The establishment critic A.J.M. Smith was assembling an anthology for Oxford University Press of outstanding Canadian poetry since the rise of modernism in the 1920’s. Smith happened upon the page proofs of New Wave Canada and Hawkins was one of four poets from the Contact Press book who caught Smith’s eye. Three poems of Bill’s duly appeared in Modern Canadian Verse (Oxford University Press, Toronto, 1967).
Ottawa Poems (Weed/flower Press, Kitchener, 1966) was published by the poet, publisher and antiquarian book dealer Nelson Ball.
At 52 pages, Hawkins (Nil Press, Ottawa, 1966) collected Bill’s short poems from the previous three years, post-Vancouver. Cleverly designed by Bob Rosewarne at his Nil Press, the poems looking raw in typewriter font, as if yanked straight from the manuscript, the book again received distribution through Shirley Leishman Books.
The Gift of Space: Selected Poems 1960-1970 (New Press, Toronto, 1971) is a hardcover, unpaginated, with another great cover drawing by Chris Wells.
Bill published a slim volume (32 pages) called The Madman’s War (S.A.W. Publications, Ottawa, 1974)
Dancing Alone: Selected Poems 1960-1990, with a preface by Bruce Cockburn and an introduction by Roy MacSkimming was published by Broken Jaw Press Cauldron Books , 2005.
In 2007 and 2008, editor/publisher rob mclennan’s long-running above/ground press released the chapbook the black prince of bank street and selected poems in Peter F. Yacht Club #11 May 2008 (Edmonton issue, part two). Poems by Hawkins appeared in the ottawater online poetry annuals, issue 0.1, January 2005 and issue 3.0, January 2007.
Sweet & Sour Nothings was to be William Hawkins’ seventh book of poems. Announced in February 1980, the only appearance of these poems followed later in the year in an issue of Anthos Anthology.
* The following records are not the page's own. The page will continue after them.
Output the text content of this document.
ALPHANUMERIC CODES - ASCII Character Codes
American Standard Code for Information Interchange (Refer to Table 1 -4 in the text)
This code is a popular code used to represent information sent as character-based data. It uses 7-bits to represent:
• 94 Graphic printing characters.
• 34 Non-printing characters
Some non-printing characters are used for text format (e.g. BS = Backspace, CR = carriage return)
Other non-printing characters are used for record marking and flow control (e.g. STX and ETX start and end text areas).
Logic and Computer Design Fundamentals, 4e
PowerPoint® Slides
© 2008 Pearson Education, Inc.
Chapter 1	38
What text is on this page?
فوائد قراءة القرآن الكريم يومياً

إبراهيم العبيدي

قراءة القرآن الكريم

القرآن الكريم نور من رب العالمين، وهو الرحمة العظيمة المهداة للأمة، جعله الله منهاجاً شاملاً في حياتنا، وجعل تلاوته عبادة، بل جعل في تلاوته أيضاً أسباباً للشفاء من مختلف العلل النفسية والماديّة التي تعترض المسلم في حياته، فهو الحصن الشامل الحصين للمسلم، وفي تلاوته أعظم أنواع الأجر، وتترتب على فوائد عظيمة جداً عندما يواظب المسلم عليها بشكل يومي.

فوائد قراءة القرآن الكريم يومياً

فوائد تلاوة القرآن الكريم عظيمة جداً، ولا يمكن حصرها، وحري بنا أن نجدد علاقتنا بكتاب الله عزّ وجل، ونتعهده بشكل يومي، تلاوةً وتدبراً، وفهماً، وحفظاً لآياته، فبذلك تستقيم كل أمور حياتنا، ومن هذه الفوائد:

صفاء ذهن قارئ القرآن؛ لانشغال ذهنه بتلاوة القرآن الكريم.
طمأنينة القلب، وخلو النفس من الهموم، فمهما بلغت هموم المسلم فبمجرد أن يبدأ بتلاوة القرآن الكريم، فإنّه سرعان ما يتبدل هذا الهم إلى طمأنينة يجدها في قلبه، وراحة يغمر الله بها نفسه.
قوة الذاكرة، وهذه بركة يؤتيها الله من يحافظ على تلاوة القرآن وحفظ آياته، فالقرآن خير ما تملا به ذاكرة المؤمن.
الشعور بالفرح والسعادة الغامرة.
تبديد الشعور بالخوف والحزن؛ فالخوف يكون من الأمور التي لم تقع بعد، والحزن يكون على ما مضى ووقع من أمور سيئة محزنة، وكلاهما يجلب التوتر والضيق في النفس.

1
Following this appearance, and a subsequent broadside (“Still Life”), Hawkins entered a period of extended publishing silence lasting until 2004. No material from Sweet & Sour Nothings appeared in 2005’s Dancing Alone (Broken Jaw), and it is not recorded in existing bibliographies or essays.
Apt. 9 Press is privileged to be (re)publishing the long-lost Hawkins’ Sweet & Sour Nothings, coinciding with the October 2010 release of the Wm Hawkins Folio. The folio began as a bibliographic project, intended to document as completely as possible William Hawkins’ catalogue of work. During the research and writing of the descriptive bibliography which now comprises half of the folio, William Hawkins gave his blessing to reproduce several of the legendary poster poems of the 1960s.
In March 2013, William Hawkins was inducted in VERSeOttawa's Hall of Honour in recognition of his contribution to the Ottawa poetry community.